Version 1.97 ------Sequential Output------ --Sequential Input- --Random-
Concurrency 1 -Per Chr- --Block-- -Rewrite- -Per Chr- --Block-- --Seeks--
Machine Size K/sec %CP K/sec %CP K/sec %CP K/sec %CP K/sec %CP /sec %CP
mint 512M 110 72 5173 3 5721 1 704 98 +++++ +++ 91.0 1
Latency 6428ms 2545ms 2241ms 26638us 64us 7248us
Version 1.97 ------Sequential Create------ --------Random Create--------
mint -Create-- --Read--- -Delete-- -Create-- --Read--- -Delete--
files /sec %CP /sec %CP /sec %CP /sec %CP /sec %CP /sec %CP
16 1624 7 +++++ +++ 3263 11 3676 19 +++++ +++ 10935 49
Latency 1061us 1950us 1766us 555us 257us 993us
1.97,1.97,mint,1,1458889676,512M,,110,72,5173,3,5721,1,704,98,+++++,+++,91.0,1,16,,,,,1624,7,+++++,+++,3263,11,3676,19,+++++,+++,10935,49,6428ms,2545ms,2241ms,26638us,64us,7248us,1061us,1950us,1766us,555us,257us,993us
I haven't had the "opportunity" to do another reboot yet,
thus I couldn't check whether behaviour is now different.
> > Thus, the question here would be
> > which parts may need to be sufficiently improved
> > to achieve an acceptable level of usability.
> > I'd think that even simply adding a message
> > that one is about to enter a potentially longer-term operation
> > (with a details message such as "recovery")
> > rather than "standard" mount activity
> > would be sufficient,
> > both for text boot *and* GUI boot with some sufficiently accessible
> > "boot details" window.
>
> Well, we could, but on most devices, it's largely wasted. Perhaps the
> more interesting question is why is your USB stick so slow? Because
> that's going to have a much larger usability issue for you...

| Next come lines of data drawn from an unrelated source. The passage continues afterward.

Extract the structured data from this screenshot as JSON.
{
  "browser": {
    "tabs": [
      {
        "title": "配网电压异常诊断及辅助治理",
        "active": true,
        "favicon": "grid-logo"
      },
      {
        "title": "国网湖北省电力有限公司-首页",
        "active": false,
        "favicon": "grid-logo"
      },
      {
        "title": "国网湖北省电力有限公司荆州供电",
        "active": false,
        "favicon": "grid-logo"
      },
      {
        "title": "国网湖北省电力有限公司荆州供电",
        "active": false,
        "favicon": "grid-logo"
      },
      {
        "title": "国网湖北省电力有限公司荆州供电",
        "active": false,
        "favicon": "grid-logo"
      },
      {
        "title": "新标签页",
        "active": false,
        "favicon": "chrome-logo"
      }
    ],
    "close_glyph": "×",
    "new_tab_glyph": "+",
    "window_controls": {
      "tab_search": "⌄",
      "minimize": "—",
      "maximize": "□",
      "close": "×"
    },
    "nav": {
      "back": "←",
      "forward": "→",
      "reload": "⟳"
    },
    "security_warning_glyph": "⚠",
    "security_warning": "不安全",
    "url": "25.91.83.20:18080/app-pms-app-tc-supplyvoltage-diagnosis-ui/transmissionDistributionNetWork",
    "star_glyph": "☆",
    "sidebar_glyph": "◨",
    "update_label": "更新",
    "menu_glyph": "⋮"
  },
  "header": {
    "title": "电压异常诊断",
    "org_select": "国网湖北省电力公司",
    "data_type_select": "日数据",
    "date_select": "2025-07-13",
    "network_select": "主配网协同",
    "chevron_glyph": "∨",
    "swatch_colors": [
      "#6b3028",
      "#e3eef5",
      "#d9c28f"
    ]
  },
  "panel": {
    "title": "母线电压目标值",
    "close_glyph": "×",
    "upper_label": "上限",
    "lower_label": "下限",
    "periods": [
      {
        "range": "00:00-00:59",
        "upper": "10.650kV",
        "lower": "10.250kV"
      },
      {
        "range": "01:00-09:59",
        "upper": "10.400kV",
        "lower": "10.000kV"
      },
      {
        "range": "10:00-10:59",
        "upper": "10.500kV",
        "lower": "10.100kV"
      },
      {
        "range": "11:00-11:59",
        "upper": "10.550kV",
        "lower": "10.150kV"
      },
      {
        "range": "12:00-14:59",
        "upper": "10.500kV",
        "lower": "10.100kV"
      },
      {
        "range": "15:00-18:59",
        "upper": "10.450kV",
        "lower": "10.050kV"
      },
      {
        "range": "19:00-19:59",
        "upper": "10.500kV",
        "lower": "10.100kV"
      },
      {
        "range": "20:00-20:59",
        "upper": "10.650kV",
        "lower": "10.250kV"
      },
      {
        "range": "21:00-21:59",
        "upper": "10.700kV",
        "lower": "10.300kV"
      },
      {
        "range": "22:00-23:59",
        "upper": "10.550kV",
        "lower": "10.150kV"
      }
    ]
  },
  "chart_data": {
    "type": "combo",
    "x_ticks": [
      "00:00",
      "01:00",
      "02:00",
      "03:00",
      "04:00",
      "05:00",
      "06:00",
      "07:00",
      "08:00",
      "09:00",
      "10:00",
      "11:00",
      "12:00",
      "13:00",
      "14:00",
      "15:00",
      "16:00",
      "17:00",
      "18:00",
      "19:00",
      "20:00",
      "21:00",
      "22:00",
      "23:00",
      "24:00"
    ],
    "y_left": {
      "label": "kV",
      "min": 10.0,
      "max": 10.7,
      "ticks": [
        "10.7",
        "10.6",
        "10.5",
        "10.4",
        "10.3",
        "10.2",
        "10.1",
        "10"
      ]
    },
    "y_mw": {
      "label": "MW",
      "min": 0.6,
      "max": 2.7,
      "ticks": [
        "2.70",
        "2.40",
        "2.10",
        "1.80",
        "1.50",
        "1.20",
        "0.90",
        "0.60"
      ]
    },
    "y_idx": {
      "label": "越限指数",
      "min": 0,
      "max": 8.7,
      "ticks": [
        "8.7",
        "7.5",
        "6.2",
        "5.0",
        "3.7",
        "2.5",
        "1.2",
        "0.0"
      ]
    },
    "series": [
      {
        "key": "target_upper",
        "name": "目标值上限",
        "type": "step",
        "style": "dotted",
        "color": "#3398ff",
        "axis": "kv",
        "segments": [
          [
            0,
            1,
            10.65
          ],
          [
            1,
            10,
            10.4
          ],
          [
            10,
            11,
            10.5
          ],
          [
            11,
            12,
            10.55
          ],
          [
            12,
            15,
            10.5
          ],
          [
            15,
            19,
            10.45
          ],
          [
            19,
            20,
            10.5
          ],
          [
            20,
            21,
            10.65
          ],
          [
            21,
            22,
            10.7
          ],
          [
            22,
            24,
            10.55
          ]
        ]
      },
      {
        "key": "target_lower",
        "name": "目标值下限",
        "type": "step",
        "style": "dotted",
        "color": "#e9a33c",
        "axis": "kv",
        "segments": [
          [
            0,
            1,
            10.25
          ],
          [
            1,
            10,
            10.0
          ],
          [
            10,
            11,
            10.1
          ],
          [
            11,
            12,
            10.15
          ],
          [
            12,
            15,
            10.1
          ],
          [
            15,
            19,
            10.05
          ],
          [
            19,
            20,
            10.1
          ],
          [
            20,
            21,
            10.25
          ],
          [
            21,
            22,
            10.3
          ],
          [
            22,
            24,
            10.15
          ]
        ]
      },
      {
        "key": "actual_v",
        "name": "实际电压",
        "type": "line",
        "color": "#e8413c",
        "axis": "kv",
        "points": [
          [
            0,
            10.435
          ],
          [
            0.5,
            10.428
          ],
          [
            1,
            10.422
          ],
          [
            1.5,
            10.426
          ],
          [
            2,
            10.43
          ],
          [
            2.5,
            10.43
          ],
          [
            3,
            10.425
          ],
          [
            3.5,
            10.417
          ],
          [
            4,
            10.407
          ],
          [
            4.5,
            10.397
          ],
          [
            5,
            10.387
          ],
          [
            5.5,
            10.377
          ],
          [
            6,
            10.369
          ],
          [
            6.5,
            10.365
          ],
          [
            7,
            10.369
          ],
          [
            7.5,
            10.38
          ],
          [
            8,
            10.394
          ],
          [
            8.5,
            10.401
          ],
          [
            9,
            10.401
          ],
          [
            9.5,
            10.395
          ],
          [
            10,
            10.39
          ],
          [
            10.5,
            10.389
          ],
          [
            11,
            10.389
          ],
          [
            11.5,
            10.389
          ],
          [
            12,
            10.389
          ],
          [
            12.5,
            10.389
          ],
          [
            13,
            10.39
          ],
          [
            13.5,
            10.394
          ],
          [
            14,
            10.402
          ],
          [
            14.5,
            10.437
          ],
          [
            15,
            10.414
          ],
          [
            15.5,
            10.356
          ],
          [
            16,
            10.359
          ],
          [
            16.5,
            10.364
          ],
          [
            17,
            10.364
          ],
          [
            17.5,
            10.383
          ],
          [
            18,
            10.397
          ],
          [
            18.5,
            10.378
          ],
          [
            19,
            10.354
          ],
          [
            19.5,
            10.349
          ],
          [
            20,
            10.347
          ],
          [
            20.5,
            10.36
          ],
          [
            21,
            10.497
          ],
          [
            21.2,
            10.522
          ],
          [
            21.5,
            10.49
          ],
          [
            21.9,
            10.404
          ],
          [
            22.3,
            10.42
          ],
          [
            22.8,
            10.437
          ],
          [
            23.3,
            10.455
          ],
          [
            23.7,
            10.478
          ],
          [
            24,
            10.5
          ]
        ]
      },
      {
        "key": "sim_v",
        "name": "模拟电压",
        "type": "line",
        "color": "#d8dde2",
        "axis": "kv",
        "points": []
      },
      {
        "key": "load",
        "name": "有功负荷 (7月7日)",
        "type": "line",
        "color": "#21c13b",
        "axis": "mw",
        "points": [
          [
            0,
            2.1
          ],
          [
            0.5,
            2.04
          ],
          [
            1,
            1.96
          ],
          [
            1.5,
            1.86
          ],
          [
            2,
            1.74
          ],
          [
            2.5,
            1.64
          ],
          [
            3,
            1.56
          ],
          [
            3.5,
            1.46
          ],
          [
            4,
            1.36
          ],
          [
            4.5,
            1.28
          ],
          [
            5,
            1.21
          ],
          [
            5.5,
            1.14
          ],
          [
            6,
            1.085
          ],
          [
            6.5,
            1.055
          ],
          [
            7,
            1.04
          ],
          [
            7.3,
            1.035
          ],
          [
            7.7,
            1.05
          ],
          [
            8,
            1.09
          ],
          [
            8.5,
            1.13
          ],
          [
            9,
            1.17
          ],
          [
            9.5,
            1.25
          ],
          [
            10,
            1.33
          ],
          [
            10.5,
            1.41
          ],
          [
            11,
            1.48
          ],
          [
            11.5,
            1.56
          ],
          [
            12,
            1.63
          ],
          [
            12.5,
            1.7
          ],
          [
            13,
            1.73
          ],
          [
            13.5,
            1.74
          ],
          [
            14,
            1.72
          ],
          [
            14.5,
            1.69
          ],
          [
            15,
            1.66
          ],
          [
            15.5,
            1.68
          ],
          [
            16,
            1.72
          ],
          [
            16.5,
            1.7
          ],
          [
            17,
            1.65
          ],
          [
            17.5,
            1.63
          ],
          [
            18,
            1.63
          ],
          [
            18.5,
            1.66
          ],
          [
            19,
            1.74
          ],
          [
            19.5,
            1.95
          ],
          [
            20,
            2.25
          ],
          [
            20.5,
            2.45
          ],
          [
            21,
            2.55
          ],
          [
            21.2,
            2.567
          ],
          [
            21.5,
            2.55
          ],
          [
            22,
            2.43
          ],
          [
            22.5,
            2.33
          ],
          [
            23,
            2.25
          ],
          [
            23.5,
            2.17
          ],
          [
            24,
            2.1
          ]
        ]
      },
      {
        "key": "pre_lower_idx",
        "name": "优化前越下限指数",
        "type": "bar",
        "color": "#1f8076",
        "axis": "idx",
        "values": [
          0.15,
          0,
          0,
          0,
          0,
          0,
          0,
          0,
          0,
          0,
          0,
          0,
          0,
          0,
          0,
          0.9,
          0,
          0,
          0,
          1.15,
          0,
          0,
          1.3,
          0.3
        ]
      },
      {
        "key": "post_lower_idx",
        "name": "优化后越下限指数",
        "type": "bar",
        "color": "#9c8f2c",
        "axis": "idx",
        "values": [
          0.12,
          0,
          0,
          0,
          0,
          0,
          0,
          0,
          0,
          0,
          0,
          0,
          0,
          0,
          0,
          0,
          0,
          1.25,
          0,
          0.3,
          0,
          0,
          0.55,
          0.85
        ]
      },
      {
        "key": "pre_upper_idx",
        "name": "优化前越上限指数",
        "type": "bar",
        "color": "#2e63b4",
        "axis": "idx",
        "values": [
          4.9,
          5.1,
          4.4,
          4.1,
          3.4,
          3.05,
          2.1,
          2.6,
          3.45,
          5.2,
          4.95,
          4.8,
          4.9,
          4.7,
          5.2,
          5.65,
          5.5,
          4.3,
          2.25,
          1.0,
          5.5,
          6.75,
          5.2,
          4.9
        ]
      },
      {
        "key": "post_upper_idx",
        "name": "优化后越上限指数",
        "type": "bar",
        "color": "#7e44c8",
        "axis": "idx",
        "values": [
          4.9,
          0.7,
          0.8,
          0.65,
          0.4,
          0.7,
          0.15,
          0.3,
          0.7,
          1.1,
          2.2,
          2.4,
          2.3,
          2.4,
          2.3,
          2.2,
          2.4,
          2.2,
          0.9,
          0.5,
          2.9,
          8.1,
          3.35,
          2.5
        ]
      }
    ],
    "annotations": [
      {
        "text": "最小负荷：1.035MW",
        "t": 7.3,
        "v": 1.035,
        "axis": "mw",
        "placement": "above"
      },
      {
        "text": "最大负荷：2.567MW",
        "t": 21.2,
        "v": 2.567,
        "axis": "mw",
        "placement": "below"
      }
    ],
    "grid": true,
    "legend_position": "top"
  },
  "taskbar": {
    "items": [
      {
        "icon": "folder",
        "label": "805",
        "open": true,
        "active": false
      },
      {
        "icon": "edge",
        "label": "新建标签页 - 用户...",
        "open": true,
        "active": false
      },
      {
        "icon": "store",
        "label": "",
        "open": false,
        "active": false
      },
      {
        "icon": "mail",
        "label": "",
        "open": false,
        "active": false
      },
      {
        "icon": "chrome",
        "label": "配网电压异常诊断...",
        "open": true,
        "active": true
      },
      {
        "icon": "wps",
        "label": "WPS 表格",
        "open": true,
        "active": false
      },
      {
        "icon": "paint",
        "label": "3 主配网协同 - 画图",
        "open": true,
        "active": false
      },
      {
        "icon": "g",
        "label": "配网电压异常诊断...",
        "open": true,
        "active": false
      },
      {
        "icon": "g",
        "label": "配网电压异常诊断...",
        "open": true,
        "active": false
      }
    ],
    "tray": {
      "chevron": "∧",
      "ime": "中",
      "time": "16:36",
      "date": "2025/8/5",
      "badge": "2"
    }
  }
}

Hmm, ok, I guess I could accept
not having a pre-recovery announcement done
if recovery is fully intended to be rather fast always.
Still, in my case status reporting then ended up sufficiently irritating,
due to rather unexpected behaviour (probably of this stick).
> Cheers,
>
> - Ted
Thank you!
(and apologies for the large delay in replying)
Andreas Mohr
--
GNU/Linux. It's not the software that's free, it's you.